Background
Anielewicz was born in the slums of Warsaw in 1919 or 1920.
Anielewicz was born in the slums of Warsaw in 1919 or 1920.
While still a youth, he joined the Hashomer Hatsair Socialist Zionist movement and became one of its leading figures.
On September 7, 1939, less than a week after the Germans invaded Poland, Anielewicz, like many of the leaders of the Zionist youth movements, fled Warsaw. He reached the Soviet-occupied area of Poland and attempted to go to Romania, hoping from there to find his way to Palestine. Caught by the Soviet authorities, he was jailed for a short time.
After his release Anielewicz visited a number of Jewish communities in Warsaw to gain an impression of their situation. After a short stay in Warsaw, he went to Vilna, where many Zionist youth had concentrated. There some of them decided to return to German-occupied Poland to lead the movement’s activities surreptitiously.
Anielewicz volunteered to go back to Poland. In Warsaw he organized clandestine cells, held seminars, and aided the development of an underground press, to which he contributed articles.

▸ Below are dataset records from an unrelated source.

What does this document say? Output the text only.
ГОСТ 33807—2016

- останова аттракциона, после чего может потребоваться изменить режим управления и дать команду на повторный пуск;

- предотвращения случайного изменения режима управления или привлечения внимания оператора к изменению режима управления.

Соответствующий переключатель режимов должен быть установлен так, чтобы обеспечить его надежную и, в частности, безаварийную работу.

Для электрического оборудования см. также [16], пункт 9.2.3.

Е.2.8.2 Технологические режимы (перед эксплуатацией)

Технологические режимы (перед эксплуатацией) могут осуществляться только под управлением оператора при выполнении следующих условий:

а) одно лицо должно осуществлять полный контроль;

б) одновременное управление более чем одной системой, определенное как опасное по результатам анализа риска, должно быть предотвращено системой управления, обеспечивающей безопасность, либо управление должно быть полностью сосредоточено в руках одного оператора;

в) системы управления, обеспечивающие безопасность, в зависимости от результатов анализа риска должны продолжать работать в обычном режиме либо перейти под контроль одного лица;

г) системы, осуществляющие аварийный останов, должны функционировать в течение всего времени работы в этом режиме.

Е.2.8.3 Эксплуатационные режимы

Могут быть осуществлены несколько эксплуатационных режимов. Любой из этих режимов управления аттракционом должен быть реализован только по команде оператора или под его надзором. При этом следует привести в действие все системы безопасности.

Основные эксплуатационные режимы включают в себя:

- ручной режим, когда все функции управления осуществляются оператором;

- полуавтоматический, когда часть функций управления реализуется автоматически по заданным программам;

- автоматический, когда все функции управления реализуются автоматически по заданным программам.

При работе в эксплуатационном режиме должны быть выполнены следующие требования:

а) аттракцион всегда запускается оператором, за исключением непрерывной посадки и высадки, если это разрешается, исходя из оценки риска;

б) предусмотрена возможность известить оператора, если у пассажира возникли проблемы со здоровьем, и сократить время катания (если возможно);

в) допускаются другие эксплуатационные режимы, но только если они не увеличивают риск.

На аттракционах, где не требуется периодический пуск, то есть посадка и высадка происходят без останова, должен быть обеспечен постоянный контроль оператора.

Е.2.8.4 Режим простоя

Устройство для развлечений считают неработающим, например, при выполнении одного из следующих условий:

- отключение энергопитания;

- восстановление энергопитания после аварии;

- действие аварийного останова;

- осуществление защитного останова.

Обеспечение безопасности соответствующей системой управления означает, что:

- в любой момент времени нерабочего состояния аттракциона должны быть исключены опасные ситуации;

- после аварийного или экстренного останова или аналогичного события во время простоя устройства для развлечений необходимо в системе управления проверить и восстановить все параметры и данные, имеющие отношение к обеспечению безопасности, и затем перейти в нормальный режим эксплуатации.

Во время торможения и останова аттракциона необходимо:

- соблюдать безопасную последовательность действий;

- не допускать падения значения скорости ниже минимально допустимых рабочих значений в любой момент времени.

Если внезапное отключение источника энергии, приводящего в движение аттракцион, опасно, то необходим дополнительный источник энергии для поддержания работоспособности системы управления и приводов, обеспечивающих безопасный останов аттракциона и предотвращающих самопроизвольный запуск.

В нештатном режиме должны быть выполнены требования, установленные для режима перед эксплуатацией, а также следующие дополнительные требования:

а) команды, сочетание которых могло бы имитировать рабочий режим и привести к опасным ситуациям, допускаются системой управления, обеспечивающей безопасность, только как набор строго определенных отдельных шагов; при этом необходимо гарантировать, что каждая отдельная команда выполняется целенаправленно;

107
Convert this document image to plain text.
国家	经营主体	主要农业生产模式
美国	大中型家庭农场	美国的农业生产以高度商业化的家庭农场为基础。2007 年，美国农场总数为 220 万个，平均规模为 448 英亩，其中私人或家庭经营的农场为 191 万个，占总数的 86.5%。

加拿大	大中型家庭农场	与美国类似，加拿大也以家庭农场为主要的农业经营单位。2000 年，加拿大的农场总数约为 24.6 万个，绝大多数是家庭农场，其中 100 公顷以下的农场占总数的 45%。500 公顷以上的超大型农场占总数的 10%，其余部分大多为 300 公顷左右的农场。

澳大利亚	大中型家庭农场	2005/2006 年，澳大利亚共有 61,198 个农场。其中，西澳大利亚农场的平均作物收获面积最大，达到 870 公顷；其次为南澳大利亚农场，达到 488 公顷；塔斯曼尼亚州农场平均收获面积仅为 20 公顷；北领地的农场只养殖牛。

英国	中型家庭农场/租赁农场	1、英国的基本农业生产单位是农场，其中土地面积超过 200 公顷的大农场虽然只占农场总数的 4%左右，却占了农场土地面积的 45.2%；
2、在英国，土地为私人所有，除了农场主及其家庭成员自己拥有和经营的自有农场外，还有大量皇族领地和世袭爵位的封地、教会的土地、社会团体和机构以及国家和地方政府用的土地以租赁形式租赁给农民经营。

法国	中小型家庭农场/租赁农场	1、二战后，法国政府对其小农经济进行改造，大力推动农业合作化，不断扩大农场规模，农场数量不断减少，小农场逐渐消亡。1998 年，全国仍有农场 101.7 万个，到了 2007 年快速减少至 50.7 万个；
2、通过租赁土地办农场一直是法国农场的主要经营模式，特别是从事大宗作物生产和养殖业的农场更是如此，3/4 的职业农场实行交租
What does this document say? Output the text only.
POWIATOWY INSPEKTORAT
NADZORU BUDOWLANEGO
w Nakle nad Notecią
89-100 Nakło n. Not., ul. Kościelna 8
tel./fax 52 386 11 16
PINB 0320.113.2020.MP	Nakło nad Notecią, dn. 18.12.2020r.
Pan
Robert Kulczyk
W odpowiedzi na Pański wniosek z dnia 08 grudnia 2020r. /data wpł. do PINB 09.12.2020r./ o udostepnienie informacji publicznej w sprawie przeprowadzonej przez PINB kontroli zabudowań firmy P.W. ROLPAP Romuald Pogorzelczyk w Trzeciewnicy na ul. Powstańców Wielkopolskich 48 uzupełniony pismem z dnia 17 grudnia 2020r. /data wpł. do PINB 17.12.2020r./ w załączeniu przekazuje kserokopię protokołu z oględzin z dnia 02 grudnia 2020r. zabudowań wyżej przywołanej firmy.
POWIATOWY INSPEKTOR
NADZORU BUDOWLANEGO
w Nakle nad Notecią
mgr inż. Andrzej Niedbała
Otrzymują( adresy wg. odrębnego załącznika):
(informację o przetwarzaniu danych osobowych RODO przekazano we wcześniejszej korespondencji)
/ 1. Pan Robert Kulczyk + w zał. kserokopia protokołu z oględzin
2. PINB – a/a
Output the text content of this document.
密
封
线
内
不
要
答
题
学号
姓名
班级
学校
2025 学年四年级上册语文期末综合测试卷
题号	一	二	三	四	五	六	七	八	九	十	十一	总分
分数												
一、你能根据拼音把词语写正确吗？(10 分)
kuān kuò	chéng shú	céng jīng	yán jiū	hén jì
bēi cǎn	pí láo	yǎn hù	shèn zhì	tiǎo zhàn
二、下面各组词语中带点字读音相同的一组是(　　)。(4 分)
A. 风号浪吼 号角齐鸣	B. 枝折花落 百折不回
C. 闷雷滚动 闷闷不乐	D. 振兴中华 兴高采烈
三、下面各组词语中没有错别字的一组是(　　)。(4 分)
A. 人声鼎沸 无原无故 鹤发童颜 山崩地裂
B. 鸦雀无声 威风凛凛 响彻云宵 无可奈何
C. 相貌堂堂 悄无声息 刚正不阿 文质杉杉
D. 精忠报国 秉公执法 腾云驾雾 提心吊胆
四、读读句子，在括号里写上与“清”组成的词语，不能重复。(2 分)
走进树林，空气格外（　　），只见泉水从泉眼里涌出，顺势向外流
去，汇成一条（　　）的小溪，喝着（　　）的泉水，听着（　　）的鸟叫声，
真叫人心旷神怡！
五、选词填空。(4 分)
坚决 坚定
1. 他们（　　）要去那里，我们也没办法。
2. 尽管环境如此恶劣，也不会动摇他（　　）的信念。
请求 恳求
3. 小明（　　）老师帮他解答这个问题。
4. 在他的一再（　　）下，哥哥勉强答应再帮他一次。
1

Upon receiving reports of the murder of Jews in the German-occupied areas of the Soviet Union, in the summer of 1941, Anielewicz pushed for the creation of an armed Jewish underground. The first such organization, the Antifascist Bloc, was never really established and, following a wave of arrests of some of its Communist members, was dissolved.
Anielewicz went to Bedzin to help establish an armed underground, shortly before the mass deportations in Warsaw began in the summer of 1942. He returned to Warsaw to discover that only about 60,000 Jews remained and that the new armed underground organization, the Jewish Fighting Organization, was still quite weak. He set about restructuring and adding life to the organization, and in November 1942, became its commander.
The first armed clashes between the Jews and the Germans occurred during the deportation drive of January 18. 1943. In a brief battle, in which many Jewish fighters fell, Anielewicz was saved by his men. The deportation ended rather quickly, and the Jews of Warsaw believed it was Anielewicz’s fighters who caused the Germans to abandon their operation. Anielewicz and the armed underground’s prestige rose to such a degree in the ghetto that they became its de facto leaders. Now the Jews of Warsaw feverishly built bunkers and readied themselves for a armed resistance.
On the eve of Passover, April 19, 1943, the Germans began their final deportation drive in Warsaw. The armed underground reacted with all the weapons it had managed to obtain. Anielewicz commanded the fighting which at first took place in the streets and then was confined to the bunkers. With most of his staff, he entered a bunker on 18 Mila Street. On May 8, amid the burning ruins of the ghetto, Anielewicz was killed when the bunker fell to the Germans.
Quotations:
ANIELEWICZ’S LAST LETTER, APRIL 23, 1943
What happened is beyond our wildest dreams. Twice the Germans fled from our ghetto. One of our companies held out for forty minutes and the other, for over six hours.... I have no words to describe to you the conditions in which the Jews are living. Only a few chosen ones will hold out; all the rest will perish sooner or later. The die is cast. In the bunkers in which our comrades are hiding, no candle can be lit for lack of air.... The main thing is; My life’s dream has come true; I have lived to see Jewish resistance in the ghetto in all its greatness and glory.